Pets in Trains and Rental Cars
Dogs and cats weighing up to 20 pounds now can travel on most Amtrak routes. The fee is $25, a bargain compared with the airlines. The pet must remain in a pet carrier no larger than 19”x14”x10.5 while onboard. (For details online, go to Amtrak.com/onboard/carry-on-pets.html.)
Most car rental companies allow pets to ride in their cars with no official added pet fee. But these companies are notorious for tacking on steep cleaning fees when they find pet hair on car seats after cars are returned—potentially $100 or more. Helpful: Pack an old sheet and put this over the back seat of the rental car if your pet will be traveling outside its carrier. Carefully inspect the car for hair and other pet-related issues before returning it.
Pets in Hotels
Four hotel chains that are particularly pet friendly…

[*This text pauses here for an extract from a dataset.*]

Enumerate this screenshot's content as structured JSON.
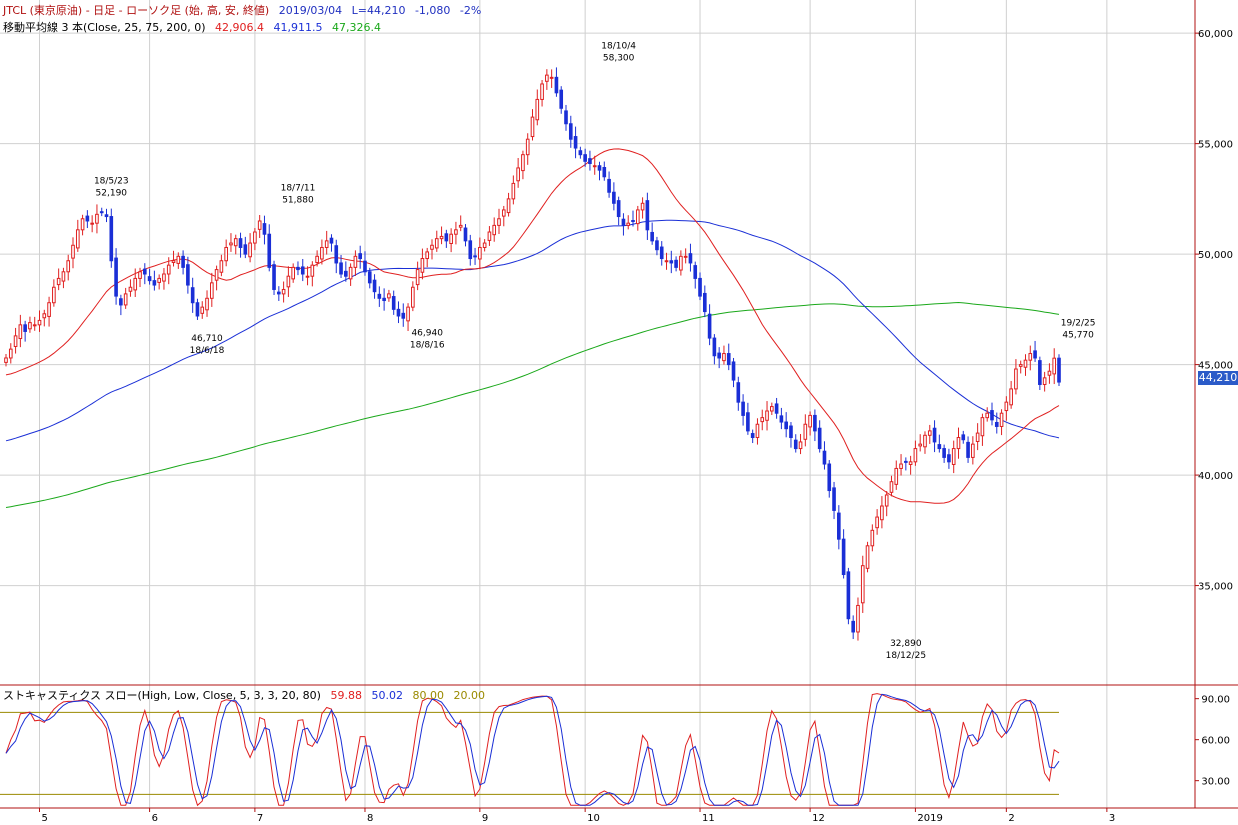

- La Quinta Inns & Suites allows guests to bring up to two dogs and/or cats with no additional fees or deposits at most of its 870-plus locations. (See LQ.com/en/landing/pet-policy for details.)
- Red Roof Inns allows guests to bring one pet weighing up to 80 pounds at most of its 500-plus locations. Not only are there no additional pet fees or deposits—guests can also get 10% off if they bring a pet and book directly through Red Roof Inn’s website. Pets cannot be left unattended in rooms, however. (See RedRoof.com/why-red-roof-inn/pet-friendly.)
- Aloft Hotels, part of the Starwood chain, not only allows dogs up to 40 pounds in size at most of its 100-plus locations with no fees or deposits, it also offers amenities like dog beds and bowls at no charge. (Contact the specific Aloft property where you wish to stay to confirm that the location is dog friendly…and/or to request permission to bring a dog larger than 40 pounds or a different species of pet.)
- Kimpton Hotels allows guests to bring any pet with no additional charges or deposits at most of its 60-plus locations. There are no official limits regarding pet species, quantity or size…except that the pet must fit through the hotel’s doors. Pet beds, bowls and mats are available at no cost, and pets are welcome at Kimpton’s nightly wine receptions.
Helpful: Rover.com can help you locate a doggie daycare facility in the area you are visiting if your pet won’t be joining you for all your vacation activities.